Migration prerequisites

You need to know the prerequisites for migrating HDFS data from HDP to CDP.

You must meet the following general prerequisites before starting the migration process:

  • You can log in as the “hdfs” user to Ambari in the HDP cluster.

  • Set up line-of-sight from the HDP cluster to the AWS endpoint.

  • Ensure adequate network connectivity between the HDP cluster and AWS S3 endpoint.

  • You can add cloud credentials and configure them in one of the two ways:

    • Add them into the core-site.xml configuration.

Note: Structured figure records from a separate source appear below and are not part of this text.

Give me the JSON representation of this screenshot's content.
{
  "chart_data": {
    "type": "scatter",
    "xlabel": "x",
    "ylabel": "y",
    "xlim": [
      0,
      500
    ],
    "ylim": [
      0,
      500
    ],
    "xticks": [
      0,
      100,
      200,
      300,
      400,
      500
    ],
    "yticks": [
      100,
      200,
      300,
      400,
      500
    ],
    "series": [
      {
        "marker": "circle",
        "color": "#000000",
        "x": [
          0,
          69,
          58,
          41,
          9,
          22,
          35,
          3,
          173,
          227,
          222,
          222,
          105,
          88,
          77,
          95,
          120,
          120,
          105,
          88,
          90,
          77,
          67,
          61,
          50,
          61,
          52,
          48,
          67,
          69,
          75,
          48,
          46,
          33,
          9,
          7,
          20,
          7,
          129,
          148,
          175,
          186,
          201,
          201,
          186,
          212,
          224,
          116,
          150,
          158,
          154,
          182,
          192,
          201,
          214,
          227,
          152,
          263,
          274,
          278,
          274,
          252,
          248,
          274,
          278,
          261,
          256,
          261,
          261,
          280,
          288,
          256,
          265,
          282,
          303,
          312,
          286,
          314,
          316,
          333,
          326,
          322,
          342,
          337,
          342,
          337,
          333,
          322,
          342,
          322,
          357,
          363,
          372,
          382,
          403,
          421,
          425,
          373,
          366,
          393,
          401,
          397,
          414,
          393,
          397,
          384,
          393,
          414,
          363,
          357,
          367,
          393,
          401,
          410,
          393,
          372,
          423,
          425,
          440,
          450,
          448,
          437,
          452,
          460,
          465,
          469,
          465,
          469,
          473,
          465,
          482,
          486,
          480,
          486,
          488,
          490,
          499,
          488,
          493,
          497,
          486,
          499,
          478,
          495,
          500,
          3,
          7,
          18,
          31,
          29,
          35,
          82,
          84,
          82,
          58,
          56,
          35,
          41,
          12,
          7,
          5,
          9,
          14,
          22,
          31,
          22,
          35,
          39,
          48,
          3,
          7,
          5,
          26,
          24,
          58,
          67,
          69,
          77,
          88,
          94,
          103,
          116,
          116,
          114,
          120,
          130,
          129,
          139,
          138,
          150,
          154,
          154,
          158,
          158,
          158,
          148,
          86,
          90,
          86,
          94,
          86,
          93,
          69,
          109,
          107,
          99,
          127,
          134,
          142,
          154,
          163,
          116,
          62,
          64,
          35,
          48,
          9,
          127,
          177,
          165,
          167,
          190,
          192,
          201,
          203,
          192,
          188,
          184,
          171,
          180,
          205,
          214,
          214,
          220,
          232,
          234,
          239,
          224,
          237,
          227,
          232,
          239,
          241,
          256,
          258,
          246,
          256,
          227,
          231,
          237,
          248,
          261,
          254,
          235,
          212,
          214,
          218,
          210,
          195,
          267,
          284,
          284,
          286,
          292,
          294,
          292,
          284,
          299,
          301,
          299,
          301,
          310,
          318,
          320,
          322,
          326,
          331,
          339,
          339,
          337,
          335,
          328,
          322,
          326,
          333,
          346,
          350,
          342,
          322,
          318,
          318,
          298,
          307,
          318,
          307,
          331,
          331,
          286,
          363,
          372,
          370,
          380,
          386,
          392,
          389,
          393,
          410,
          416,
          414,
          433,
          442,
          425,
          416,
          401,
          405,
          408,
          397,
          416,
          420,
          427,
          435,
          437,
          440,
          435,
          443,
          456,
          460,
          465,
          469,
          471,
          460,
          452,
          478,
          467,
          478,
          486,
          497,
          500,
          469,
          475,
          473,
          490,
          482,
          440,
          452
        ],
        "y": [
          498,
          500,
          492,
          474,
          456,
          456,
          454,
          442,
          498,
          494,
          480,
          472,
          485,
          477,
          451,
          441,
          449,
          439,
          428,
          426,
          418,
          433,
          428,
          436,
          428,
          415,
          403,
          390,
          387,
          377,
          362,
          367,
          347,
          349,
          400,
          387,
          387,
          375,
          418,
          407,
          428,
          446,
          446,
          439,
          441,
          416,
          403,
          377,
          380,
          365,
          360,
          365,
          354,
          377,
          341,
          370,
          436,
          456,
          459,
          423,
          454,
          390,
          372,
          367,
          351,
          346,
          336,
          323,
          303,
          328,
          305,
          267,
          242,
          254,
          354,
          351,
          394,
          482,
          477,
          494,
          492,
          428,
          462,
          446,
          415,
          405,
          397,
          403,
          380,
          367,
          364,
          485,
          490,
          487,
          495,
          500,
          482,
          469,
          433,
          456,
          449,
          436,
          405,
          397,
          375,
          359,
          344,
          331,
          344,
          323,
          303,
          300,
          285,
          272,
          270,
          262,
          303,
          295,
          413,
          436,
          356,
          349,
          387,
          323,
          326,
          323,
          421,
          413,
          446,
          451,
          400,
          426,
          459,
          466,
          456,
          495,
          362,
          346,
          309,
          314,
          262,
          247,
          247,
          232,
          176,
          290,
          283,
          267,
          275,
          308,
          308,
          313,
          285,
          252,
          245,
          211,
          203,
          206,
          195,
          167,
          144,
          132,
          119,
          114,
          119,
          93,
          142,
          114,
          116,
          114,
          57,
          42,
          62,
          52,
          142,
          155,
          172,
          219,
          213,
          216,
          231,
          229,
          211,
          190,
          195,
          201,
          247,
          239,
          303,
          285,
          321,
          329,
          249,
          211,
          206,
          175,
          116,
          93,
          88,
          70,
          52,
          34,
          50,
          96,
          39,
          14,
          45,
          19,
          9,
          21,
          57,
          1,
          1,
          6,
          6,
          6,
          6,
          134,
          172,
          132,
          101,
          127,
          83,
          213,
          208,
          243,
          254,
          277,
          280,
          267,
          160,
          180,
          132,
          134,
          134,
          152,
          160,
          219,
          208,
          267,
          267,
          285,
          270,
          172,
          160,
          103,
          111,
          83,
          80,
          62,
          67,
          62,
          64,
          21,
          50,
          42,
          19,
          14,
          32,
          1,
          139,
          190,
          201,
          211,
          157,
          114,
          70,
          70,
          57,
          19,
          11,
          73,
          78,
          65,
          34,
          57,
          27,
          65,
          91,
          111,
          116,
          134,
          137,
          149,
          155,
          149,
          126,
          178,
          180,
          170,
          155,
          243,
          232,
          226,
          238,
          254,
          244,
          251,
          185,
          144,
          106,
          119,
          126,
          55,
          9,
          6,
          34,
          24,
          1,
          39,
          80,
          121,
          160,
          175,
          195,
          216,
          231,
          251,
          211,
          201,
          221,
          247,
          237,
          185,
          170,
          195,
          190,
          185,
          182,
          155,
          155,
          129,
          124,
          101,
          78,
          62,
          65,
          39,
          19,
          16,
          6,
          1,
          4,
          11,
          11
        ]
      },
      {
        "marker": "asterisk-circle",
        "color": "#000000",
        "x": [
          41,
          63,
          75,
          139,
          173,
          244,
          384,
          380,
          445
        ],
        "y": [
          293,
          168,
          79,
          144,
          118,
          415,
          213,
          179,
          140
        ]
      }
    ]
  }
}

    • Provide as a runtime parameter when running the job (that job can be DistCp, Spark job and others).

  • Make sure the HDFS service ports are configured.

  • As the migration of HDFS data to CDP SaaS is directly to S3 via a push mechanism, the key network requirement is to ensure that the YARN / HDFS nodes have network access to the AWS S3 endpoints (port 80 or port 443 for TLS).

  • Must allocate compute resources to execute YARN (DistCp) jobs to transfer the HDFS data to the S3 bucket.

  • Any user running the DistCp job should not be a banned user and must be a part of a supergroup on each host in the cluster.

  • Since there is no superuser on each host, the administrator needs to unban ‘hdfs’ user in the HDP cluster. For more information, see Unbanning hdfs user in HDP cluster.

Once fulfilling migration prerequisites, you set up security for communications between the HDP cluster and the destination cloud services.

Hadoop DistCp tool is used to migrate the HDFS data (and metadata) from an on-prem HDP cluster to the cloud storage (AWS S3) used in the CDP environment.